Cerita ini sepi like, sepi komen, sepi sepi sepi. Terima kasih Tuhan atas karunianya. 😉😇
♡♡♡♡♡♡♡♡♡♡♡♡♡♡♡♡♡♡♡♡♡
"Jadi mau kamu apa Kil?" Helda memulai diskusi dengan tenang. Suaranya kembali bisa ia atur. Dia tampak kembali berekspresi sebagai wanita elegan. Hal itu pulalah yang juga menarik perhatianku saat kali pertama berkenalan dengannya. Aku belajar banyak darinya tentang cara terlihat elegan. Kemampuan ini sangat baik untuk dipelajari agar bisa menghadapi orang-orang yang menyebalkan tanpa kita ikut terlihat menyebalkan.
Berkaca pada dirinya saat ini yang terlihat demikian, aku mencoba meniru dan menenangkan diri. Aku menarik dan mengeluarkan napasku perlahan, agar membuat diriku jauh lebih tenang. Jauh lebih rileks.
"Aku mau mereka," jawabku akhirnya. Aku bisa melihat kembali Sheryl yang memelotot kepadaku. Tapi aku segera mengabaikannya. Aku harus menyelesaikan situasi ini dengan sangat tenang.
"Kenapa?" Helda kembali yang bertanya.
"Karena sejak awal, sebelum kedatangan kalian, aku sudah menginginkan mereka bukan? Aku yang membawa mereka akhirnya datang ke sini."
"Ya.. tapi, kamu hanya akan menjadikan mereka 'mainan baru' kamu 'kan? Kamu pasti nyadar perubahan gerak tubuh kita, kata-kata kita kepada mereka menunjukkan ketertarikan yang lebih. Kenapa kamu tak menyerahkan saja mereka pada kami?"
"Memangnya kamu pikir mereka tawananku?" aku menatap kepada mereka yang bahkan Geraldi yang biasanya tak sabar menyela pembicaraan, kini justru terlihat sangat diam. Mungkin pertengkaran di antara dua wanita terlihat cukup menakutkan baginya. Ya, mungkin saja, who knows, rait?
"Ya, mereka bakal jadi seperti tawanan kalau bersamamu," ucapnya tegas. Dia sangat bisa menguasai diri.
"Iya, lo itu.." belum sempat Sheryl menyelesaikan kata-katanya, Helda sudah menahan dia dengan tangannya. Memintanya untuk diam. Biar aku yang urus, kurang lebih seperti itulah maksud Helda kepada Sheryl. Sheryl akhirnya menurut. Ia diam.
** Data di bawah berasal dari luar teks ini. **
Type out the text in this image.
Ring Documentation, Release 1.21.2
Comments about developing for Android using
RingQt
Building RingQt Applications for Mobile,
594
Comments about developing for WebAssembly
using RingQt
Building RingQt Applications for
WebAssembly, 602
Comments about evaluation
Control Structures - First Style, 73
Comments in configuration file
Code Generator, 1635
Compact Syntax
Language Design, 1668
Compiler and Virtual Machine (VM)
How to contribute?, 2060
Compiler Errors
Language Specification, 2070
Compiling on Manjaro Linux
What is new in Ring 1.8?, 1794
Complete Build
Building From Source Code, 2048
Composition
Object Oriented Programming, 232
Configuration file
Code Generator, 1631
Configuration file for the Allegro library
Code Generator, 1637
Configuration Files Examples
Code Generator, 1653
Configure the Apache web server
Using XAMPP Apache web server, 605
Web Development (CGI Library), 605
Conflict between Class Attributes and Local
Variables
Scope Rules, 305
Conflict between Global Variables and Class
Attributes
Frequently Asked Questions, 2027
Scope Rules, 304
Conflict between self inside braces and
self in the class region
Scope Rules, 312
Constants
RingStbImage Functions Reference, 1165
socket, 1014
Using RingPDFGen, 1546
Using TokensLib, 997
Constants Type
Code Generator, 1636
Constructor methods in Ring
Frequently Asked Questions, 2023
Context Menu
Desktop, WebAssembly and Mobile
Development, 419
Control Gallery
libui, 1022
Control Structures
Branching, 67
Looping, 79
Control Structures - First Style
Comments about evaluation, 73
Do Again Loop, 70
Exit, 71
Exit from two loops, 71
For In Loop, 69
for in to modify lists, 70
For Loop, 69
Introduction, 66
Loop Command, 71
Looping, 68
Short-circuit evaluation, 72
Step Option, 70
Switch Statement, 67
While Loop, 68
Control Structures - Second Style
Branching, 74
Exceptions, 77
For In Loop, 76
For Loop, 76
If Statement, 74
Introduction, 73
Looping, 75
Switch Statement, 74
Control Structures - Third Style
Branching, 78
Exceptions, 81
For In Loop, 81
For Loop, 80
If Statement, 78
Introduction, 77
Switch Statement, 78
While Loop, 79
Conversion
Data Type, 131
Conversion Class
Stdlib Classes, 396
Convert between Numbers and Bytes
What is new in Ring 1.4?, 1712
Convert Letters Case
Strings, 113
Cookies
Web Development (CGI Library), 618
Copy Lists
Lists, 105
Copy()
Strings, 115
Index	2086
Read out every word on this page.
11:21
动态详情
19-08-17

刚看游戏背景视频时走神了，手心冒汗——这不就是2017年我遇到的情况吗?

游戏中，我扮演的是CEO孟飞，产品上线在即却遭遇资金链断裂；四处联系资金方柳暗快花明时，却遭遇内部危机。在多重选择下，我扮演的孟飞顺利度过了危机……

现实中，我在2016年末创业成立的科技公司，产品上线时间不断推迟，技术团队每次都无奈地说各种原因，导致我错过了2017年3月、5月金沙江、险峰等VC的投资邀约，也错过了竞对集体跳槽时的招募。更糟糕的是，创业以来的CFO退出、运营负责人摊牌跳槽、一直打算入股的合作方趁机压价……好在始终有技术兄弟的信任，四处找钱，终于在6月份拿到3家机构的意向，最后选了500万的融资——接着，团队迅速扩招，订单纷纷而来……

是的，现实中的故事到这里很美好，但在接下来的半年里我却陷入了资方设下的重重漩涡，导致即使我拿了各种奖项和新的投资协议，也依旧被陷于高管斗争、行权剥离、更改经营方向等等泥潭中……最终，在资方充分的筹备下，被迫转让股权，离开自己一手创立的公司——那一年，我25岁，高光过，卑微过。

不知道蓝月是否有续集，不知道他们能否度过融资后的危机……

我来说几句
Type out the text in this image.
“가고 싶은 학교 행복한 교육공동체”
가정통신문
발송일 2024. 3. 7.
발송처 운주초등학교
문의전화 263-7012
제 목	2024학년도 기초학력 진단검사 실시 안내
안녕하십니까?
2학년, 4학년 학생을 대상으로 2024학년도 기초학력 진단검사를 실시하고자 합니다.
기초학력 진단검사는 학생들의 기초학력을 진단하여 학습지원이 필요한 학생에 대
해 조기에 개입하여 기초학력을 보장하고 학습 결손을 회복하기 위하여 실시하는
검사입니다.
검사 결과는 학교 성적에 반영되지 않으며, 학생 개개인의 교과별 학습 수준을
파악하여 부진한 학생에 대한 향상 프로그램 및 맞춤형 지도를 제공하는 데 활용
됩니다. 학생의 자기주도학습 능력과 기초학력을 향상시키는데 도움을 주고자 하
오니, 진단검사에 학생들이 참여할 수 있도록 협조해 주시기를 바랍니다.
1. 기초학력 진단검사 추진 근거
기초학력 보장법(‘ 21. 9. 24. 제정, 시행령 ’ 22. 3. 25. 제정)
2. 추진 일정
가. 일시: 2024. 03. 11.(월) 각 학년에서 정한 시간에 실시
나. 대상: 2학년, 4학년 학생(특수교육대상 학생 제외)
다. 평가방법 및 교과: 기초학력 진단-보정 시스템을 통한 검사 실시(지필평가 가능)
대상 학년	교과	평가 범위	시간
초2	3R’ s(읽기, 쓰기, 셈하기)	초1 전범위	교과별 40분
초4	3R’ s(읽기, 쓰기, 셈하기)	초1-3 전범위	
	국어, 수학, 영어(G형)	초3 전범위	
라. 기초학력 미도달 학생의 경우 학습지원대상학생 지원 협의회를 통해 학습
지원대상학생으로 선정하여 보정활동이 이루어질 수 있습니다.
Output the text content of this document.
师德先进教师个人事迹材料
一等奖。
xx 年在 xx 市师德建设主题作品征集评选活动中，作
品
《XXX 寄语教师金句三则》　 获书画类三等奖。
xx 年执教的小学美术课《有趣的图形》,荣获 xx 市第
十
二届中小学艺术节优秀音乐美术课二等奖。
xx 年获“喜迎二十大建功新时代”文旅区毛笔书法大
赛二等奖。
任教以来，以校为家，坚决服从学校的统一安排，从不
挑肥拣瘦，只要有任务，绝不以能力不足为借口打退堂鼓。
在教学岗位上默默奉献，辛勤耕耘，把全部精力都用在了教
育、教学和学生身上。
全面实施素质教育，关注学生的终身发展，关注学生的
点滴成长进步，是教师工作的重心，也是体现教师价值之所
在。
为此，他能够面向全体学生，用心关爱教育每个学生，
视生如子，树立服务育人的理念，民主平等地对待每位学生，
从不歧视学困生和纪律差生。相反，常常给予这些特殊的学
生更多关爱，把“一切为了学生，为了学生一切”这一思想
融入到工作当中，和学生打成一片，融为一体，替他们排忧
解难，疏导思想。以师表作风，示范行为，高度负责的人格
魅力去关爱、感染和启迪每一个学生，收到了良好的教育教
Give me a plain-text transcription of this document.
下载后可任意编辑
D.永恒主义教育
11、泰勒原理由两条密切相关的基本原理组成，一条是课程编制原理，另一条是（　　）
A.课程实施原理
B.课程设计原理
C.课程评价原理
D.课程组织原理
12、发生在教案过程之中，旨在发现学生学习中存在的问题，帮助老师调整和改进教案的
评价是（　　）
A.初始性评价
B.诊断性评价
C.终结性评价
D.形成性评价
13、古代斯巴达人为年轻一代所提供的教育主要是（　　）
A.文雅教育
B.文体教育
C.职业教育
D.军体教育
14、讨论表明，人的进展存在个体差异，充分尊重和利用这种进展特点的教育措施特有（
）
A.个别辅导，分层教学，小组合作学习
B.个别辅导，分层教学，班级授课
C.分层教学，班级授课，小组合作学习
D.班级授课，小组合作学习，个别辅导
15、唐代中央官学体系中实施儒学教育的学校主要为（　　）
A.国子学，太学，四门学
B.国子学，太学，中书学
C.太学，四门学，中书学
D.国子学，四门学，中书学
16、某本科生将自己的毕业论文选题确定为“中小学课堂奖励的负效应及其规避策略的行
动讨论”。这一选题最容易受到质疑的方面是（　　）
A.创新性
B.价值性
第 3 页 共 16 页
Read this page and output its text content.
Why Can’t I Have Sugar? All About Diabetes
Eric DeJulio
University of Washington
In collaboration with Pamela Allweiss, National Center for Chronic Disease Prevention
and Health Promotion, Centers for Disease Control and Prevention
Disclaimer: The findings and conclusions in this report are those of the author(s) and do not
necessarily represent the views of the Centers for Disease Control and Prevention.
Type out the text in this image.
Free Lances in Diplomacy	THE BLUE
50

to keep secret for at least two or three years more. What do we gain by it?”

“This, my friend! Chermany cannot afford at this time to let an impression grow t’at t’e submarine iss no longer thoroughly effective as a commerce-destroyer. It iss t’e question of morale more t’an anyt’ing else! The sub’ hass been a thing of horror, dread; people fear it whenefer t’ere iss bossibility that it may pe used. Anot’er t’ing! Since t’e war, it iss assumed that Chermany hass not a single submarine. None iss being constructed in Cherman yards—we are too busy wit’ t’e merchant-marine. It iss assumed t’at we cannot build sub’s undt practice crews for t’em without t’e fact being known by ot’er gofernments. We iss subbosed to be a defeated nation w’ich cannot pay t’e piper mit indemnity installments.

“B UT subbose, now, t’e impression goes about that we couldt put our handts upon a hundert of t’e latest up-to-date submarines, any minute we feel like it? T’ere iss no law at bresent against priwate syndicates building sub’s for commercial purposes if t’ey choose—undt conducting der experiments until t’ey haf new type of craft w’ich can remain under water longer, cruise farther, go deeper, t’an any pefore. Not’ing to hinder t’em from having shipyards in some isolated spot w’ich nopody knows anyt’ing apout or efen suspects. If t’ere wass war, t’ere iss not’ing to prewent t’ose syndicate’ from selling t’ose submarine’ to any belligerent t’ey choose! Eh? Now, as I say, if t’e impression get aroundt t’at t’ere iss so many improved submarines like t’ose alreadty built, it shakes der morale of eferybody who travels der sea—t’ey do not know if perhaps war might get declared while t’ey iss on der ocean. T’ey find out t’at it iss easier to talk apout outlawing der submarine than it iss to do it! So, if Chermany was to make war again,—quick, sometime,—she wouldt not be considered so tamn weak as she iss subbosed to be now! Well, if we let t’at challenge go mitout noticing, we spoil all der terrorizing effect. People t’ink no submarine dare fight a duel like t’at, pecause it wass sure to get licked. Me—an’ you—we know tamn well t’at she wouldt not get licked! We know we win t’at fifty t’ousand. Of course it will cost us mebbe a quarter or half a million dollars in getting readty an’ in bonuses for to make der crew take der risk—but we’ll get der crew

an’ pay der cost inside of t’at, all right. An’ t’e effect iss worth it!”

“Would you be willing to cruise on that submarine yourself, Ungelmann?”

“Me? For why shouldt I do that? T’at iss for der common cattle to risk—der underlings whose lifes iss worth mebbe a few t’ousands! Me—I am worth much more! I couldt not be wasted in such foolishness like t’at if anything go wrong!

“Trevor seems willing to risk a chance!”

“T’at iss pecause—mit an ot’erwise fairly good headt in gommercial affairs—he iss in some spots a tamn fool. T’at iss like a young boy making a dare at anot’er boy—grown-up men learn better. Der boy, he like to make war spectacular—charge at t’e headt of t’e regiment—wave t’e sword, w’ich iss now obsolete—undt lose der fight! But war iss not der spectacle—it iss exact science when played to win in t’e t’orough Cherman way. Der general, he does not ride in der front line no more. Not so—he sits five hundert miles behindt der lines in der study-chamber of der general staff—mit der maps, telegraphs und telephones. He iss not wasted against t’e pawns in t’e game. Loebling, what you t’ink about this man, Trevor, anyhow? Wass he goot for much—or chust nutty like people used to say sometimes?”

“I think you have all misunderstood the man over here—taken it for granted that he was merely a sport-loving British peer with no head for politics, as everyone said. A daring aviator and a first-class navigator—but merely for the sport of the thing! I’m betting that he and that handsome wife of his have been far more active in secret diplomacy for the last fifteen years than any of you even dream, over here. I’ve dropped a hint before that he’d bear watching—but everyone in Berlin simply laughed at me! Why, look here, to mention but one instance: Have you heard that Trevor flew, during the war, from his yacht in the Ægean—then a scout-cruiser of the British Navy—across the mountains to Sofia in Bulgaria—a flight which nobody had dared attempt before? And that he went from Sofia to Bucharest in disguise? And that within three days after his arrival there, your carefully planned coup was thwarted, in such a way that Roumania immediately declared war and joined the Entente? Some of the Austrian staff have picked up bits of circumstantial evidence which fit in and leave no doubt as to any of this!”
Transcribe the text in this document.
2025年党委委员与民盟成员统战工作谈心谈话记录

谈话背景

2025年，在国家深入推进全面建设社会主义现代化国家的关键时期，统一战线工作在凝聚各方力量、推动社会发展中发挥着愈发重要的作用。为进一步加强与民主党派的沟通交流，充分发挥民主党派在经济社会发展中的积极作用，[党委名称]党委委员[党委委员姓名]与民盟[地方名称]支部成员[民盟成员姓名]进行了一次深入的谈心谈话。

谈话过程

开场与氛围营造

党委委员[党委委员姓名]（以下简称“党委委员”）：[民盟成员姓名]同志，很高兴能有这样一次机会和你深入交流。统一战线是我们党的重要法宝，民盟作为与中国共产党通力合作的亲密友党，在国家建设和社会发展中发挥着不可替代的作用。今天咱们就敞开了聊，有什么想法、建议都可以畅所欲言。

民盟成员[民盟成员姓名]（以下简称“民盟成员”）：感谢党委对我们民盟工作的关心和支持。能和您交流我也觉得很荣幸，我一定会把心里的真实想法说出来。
"Let's see..." kataku tenang sembari menggerakkan kepalaku ke arah dua lelaki itu. "Coba kita dengar pendapat mereka, apakah mereka emang bener-bener pengen sama kalian, atau itu cuma halusinasi kalian aja?" aku memprovokasi.
"Atau cuma halusinasimu."
Perkataan Helda sangat singkat namun menusuk. Ia kembali berkata, "ya udah mari kita mendengar pendapat dua anak lelaki muda ini. Apakah ada keinginan dari kalian untuk melakukan pendekatan dengan kami, atau.. tetap bertahan dengan... em, dia?"
Aku merasakan dia sangat ingin melabeliku dengan istilah jelek di akhir kata-katanya. Namun ia cepat sadar diri, dan mengubah kata-kata itu menjadi kata yang canggung. Dia selalu bisa menahan diri. Tak seimpulsif Sheryl dalam mengatakan atau melakukan sesuatu.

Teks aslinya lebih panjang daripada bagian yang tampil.